A quasi una settimana dalla sfida tra Bosnia e Italia, valida per i playoff delle qualificazioni ai Mondiali, continua a far discutere quanto accaduto allo stadio di Zenica durante la lotteria dei rigori.
Al centro delle polemiche c’è il confronto tra i due portieri, Nikola Vasilj e Gianluigi Donnarumma, protagonisti di un acceso episodio prima dei tiri dal dischetto. A tornare sull’argomento è stato lo stesso estremo difensore bosniaco dopo il pareggio ottenuto con il suo club, il FC St. Pauli, in Bundesliga.
Lo scontro con Donnarumma
“Donnarumma ha provato a strapparmi il foglietto sul quale avevo appuntato le informazioni sui rigoristi italiani, ma i ragazzi dello staff tecnico ne avevano una copia. Ci eravamo preparati bene per ogni evenienza. Non sapevo che in panchina avessero un secondo foglietto, ma nulla è stato lasciato al caso” ha sottolineato Vasilj.
Le accuse di Vasilj
Il portiere della Bosnia ha poi accusato apertamente Donnarumma di aver avuto un comportamento scorretto:
“Sinceramente non potevo credere a quello che mi stava succedendo,è la prima volta che mi succede una cosa del genere. Con Donnarumma abbiamo iniziato a discutere, poi sono andato dall’arbitro per cercare di convincerlo che si meritava un’ammonizione,il suo mi è sembrato un comportamento davvero antisportivo”.

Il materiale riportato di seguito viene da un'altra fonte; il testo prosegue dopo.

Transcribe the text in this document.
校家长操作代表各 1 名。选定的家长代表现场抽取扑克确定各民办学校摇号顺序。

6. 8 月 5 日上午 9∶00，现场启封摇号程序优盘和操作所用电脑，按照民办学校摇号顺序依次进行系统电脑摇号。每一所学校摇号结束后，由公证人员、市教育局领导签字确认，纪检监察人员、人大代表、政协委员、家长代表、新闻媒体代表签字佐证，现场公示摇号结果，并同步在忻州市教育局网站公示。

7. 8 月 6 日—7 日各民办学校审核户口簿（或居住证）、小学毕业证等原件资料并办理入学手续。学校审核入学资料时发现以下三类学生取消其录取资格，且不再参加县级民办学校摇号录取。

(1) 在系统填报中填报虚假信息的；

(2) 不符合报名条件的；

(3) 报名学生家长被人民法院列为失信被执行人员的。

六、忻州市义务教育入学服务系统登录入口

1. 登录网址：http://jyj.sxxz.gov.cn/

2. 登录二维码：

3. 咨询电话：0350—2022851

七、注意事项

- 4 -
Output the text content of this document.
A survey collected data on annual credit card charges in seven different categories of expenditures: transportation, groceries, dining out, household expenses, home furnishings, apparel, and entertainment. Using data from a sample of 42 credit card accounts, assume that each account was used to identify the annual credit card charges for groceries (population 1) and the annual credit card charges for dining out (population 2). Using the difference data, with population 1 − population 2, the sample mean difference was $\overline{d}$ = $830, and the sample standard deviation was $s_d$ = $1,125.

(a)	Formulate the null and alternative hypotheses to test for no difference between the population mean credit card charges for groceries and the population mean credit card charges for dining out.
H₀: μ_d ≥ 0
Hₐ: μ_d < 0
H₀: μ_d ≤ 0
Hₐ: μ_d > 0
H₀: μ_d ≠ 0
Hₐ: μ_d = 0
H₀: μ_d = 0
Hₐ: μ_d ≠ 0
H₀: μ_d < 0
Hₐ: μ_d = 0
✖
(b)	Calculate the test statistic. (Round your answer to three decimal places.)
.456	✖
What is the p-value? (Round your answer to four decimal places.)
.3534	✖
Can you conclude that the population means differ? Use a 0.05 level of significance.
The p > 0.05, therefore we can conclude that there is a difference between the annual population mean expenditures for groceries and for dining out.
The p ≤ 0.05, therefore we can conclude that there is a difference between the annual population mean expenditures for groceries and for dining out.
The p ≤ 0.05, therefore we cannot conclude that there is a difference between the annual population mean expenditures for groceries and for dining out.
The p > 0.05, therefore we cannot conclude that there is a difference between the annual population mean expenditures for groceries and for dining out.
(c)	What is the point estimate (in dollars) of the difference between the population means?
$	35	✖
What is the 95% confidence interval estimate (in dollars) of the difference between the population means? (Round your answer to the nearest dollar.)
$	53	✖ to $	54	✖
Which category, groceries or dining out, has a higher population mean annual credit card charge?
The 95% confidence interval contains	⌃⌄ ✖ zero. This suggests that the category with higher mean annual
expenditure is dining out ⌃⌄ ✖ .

Il karma ha colpito l’Italia?
Infine Vasilj ha commentato la vittoria della Bosnia ai calci di rigore contro l’Italia, lasciando intendere che l’episodio precedente possa aver avuto un peso anche simbolico:
“Ma alla fine… non voglio dire più di tanto… abbiamo vinto e qualcuno dice che è il karma.E probabilmente sì, in questa storia c’entra qualcosa di simile”.
Il raccattapalle diventa un eroe in Bosnia
Nel frattempo, in Bosnia è diventato popolare anche il giovane raccattapalle che durante la partita ha sottratto il foglietto con le indicazioni sui rigoristi a Donnarumma.
Il ragazzo, Afan Cizmic, ha soltanto 14 anni e al termine dell’incontro si è fatto fotografare con il foglietto diventato ormai un vero e proprio “cimelio”. Nel Paese balcanico c’è persino chi propone di premiarlo con un viaggio ai prossimi Mondiali insieme alla nazionale.